Certain bony features are subjectively perceived as masculine or feminine. In surgical enhancement of the skeleton, it is important to recognize this as a foremost consideration in rejuvenative procedures for either gender. Exaggeration of masculine features is not necessarily attractive in males. Perrett et al. [47] noted that a more feminized face on a male was deemed more attractive than a more masculinized face. This was true for both male and female observers and across different cultures. Moreover, these findings have been confirmed by others [15, 48]. The implication of this is that for both male and female patients, augmentation of the facial skeleton should be done conservatively, with just sufficient volume to restore the contours of youth. Exaggerated augmentations should be avoided.

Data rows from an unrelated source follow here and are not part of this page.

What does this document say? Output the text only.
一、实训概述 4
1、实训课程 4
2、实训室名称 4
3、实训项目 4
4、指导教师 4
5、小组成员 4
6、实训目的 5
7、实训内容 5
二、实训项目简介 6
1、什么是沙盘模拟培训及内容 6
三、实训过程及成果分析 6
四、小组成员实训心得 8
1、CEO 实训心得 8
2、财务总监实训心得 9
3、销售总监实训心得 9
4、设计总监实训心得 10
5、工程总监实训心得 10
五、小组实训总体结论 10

A significant limitation with use of the currently available data should be recognized. The ideal study would be linear to show the aging changes in the same individuals. With few exceptions, the available studies in this area are cross-sectional population studies based on comparisons among groups of individuals across different ages. This has inherent shortcomings due to the wide variation between normal individuals. A definitive documentation using longitudinal studies hopefully will be available in the future. Also, it is difficult to quantify the complex three-dimensional changes of the aging bone when two-dimensional measurements are used, as is the case in most of the published studies.

Conclusions

The facial skeleton has a profound effect on an individual’s appearance. A defining characteristic of youth is good skeletal structural support. Facial aging results from a combination of soft tissue and bony changes, with bone loss in specific areas of the facial skeleton contributing significantly to the features of the aging face. This comprehensive review highlights the specific areas known to resorb with aging. It is conceptually important to appreciate that in most individuals with premature aging, the facial skeleton can be inherently inadequate. Accordingly, the changes in the facial skeleton that result from the aging process must be addressed to obtain a natural-appearing facial rejuvenation.